話は悪くないが、字幕が最悪だった〜『アウトサイダーズ』

 アイリッシュトラヴェラーの一家を描いたアダム・スミス監督の映画『アウトサイダーズ』を見てきた。話は、実在するジョンソン一家の犯罪に多少基づいているらしい。

 アイリッシュトラヴェラーの一家、カトラー家の息子チャド(マイケル・ファスベンダー)は、家業である犯罪から足を洗って落ち着いて子どもを育てたいと考えていたが、父親のコルビー(ブレンダン・グリーソン)の反対を恐れてなかなか言い出せずにいた。それでも父の反対を押し切って堅気になろうとするが、大きなヤマを父親から押しつけられ、最後に一度犯罪に手を染めざるを得なくなる。しかしながら、チャドはその嫌疑で逮捕されてしまい…

 アイリッシュトラヴェラーはロマなど並べられることも多いブリテン諸島の非定住民族集団で、長年にわたり差別を受けている人々である。日本ではあまりなじみがないが、ボクサーのタイソン・フューリーとか歌手のシェイン・ワードアイリッシュトラヴェラーの出身だ。『スナッチ』でブラッド・ピット演じるミッキーがいた「パイキー」と軽蔑的に呼ばれる人々はトラヴェラーを指している。

 『アウトサイダーズ』は、一見犯罪映画っぽいが、内容的には家族の人間関係を描いたわりと地味な作品である。カトラー一家はトレイラーで暮らし、犯罪で生計を立てていて、わりとちゃんとしたカーアクションとかもあるのだが、話の主な関心はカリスマ的な犯罪者だが頭が古くて迷信深いところのある父コルビーと、頭の鋭さやカリスマ性では父親に大いに似ているが、もっと現代的な考え方を持っている息子チャドの葛藤にある。チャドは家父長としての権威を振りかざす父に反発しているが、感情的な絆までは断ち切れない。孫たちに迷信を植え付けようとする父親にチャドが辟易するあたりはどこの家庭でも起こりそうな問題だ。グリーソンとファスベンダーの演技は大変良いし、子役たちの演技も達者で、人間ドラマとしては地味ながらよくできていると思う。
 ただ、ちょっと犯罪映画と家族ドラマのバランスが悪いように見えるところもあるのと、あとアイリッシュトラヴェラーの家庭を非常に「どこにでもいる問題を抱えた家族」っぽく描こうとしているせいで、かえって背景を知らない人にはなんで彼らがひどい差別を受けているのかよくわからなくなっているところがあるのが良くないかもしれない(たとえばこの『ガーディアン』のレビューアメリカに住んでる批評家が書いたのだが、たぶんトラヴェラーについての映画だってわからなかったのではないかと思う)。なお、母と娘が会話するところでベクデル・テストをパスするかもしれないが、短すぎてちょっとパスと言えるか微妙な感じだった。

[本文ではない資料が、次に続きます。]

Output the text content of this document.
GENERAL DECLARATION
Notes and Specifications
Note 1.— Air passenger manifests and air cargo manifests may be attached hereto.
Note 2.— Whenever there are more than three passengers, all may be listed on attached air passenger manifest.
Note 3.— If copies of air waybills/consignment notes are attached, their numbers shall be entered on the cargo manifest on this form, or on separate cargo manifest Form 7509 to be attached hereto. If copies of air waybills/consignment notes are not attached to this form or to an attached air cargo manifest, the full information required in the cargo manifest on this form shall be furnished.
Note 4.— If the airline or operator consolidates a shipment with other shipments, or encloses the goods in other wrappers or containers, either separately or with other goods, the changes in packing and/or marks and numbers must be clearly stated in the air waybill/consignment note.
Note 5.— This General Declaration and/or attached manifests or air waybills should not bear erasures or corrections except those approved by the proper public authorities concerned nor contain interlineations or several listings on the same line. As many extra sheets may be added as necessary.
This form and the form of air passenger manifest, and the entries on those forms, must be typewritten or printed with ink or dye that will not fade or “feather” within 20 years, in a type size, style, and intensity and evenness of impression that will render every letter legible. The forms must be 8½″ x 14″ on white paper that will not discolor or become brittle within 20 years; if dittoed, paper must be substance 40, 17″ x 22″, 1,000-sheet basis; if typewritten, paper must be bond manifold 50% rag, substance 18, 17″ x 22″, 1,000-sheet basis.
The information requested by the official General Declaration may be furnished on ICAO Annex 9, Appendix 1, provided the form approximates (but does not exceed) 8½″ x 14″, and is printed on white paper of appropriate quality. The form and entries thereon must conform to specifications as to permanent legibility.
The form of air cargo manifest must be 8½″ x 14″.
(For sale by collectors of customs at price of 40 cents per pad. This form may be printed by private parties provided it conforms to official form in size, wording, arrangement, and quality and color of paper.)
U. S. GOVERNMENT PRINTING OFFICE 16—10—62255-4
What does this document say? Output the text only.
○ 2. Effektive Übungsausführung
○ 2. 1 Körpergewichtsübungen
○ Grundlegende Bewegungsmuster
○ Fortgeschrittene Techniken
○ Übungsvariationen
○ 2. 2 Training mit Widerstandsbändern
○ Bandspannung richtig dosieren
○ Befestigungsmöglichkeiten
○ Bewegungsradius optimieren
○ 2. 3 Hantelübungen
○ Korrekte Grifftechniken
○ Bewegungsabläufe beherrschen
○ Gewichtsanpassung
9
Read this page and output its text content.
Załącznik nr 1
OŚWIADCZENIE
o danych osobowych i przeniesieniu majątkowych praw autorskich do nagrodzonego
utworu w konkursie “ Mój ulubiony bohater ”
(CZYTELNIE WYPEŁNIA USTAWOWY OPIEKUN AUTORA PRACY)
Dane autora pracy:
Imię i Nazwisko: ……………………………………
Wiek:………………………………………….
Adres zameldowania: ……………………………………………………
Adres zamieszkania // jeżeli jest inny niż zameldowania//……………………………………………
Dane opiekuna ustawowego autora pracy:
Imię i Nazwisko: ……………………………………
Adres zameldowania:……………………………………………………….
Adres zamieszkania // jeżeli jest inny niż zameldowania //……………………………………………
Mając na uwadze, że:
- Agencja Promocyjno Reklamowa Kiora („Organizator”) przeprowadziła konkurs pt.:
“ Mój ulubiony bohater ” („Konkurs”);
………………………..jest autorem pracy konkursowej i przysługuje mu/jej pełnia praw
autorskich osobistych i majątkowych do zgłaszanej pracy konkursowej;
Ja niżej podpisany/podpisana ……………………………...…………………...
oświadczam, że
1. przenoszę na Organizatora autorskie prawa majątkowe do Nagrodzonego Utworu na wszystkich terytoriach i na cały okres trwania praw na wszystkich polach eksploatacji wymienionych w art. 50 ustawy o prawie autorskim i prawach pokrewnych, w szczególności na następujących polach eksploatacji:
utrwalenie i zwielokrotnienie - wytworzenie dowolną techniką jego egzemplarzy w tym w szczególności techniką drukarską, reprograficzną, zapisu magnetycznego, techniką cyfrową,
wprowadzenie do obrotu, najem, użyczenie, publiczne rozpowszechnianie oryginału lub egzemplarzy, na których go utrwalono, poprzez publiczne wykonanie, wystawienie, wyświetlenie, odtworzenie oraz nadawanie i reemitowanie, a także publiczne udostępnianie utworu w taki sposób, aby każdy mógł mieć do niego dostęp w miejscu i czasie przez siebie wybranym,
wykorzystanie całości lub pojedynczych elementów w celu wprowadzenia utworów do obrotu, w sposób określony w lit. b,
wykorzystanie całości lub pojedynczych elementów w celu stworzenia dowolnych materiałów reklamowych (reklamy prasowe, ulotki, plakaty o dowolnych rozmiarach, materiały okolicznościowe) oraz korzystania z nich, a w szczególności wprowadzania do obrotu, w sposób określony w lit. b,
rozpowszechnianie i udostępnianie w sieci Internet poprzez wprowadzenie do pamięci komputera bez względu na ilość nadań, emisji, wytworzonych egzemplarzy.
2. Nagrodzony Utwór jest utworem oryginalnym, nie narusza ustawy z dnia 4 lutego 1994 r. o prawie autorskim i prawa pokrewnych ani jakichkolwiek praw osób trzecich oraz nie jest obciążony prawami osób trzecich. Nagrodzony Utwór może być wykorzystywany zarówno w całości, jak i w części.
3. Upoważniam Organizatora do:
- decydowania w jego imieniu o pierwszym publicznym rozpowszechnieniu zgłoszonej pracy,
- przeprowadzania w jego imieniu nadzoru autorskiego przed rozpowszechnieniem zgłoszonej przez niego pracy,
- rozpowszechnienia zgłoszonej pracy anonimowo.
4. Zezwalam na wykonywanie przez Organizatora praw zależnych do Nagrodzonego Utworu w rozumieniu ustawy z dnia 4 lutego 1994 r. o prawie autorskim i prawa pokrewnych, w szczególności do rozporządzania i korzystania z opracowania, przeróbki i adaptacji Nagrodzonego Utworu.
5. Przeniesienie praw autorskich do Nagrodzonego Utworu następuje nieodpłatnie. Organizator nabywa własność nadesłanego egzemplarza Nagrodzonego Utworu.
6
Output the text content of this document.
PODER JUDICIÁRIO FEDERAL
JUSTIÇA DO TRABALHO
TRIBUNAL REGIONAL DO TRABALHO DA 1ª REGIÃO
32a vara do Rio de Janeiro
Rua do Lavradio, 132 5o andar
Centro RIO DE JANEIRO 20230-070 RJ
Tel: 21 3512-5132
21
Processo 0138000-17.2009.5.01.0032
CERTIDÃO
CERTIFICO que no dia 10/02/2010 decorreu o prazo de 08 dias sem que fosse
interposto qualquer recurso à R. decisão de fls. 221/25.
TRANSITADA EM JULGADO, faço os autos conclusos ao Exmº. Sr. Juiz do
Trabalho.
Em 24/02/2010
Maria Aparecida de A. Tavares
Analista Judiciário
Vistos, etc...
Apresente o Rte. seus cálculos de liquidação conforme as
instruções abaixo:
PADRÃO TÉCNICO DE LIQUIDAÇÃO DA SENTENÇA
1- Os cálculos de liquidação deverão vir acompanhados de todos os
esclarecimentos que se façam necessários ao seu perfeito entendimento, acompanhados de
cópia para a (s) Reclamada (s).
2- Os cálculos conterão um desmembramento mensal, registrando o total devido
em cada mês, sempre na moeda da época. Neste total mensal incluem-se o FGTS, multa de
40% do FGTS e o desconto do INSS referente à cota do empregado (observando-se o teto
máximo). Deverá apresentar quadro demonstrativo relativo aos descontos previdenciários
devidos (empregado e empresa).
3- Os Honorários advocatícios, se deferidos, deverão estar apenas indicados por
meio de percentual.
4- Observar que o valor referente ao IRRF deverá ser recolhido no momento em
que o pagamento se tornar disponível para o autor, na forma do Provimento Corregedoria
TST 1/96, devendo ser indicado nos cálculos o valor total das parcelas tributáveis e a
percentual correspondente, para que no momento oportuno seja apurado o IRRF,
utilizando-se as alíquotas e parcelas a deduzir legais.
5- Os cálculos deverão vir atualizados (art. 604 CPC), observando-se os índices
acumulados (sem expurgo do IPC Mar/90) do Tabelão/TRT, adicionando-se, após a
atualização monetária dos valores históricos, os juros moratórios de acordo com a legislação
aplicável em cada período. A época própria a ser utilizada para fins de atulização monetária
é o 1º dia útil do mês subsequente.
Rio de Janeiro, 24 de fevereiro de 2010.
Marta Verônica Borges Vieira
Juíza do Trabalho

 しかも、少なくとも私が見た時は字幕が最悪だったので、そもそも日本語しかわからないとイギリスの話だともわからなかったかもしれない。音声ではお金の単位についてクイッド(ポンドを示す俗語)とかポンドと言っているところが、なぜかほぼ字幕が「ドル」になっていて、これは完全な間違いだ。また、カーチェイス場面でたぶん「酔っぱらいみたいに運転しろや」とチャドに対して冗談っぽく言っている台詞が「飲むなよ」になっており、これは誤訳とまでは言えないかもしれないが、パッと見だとさっきまでチャドが酒を飲んでいたのか?みたいに勘違いされるのであまりよくないと思う。ツイッターで既に映画を見た人たちが気付いて指摘しており、映画会社のほうも反応してくれたので、そろそろ直ってるのかな?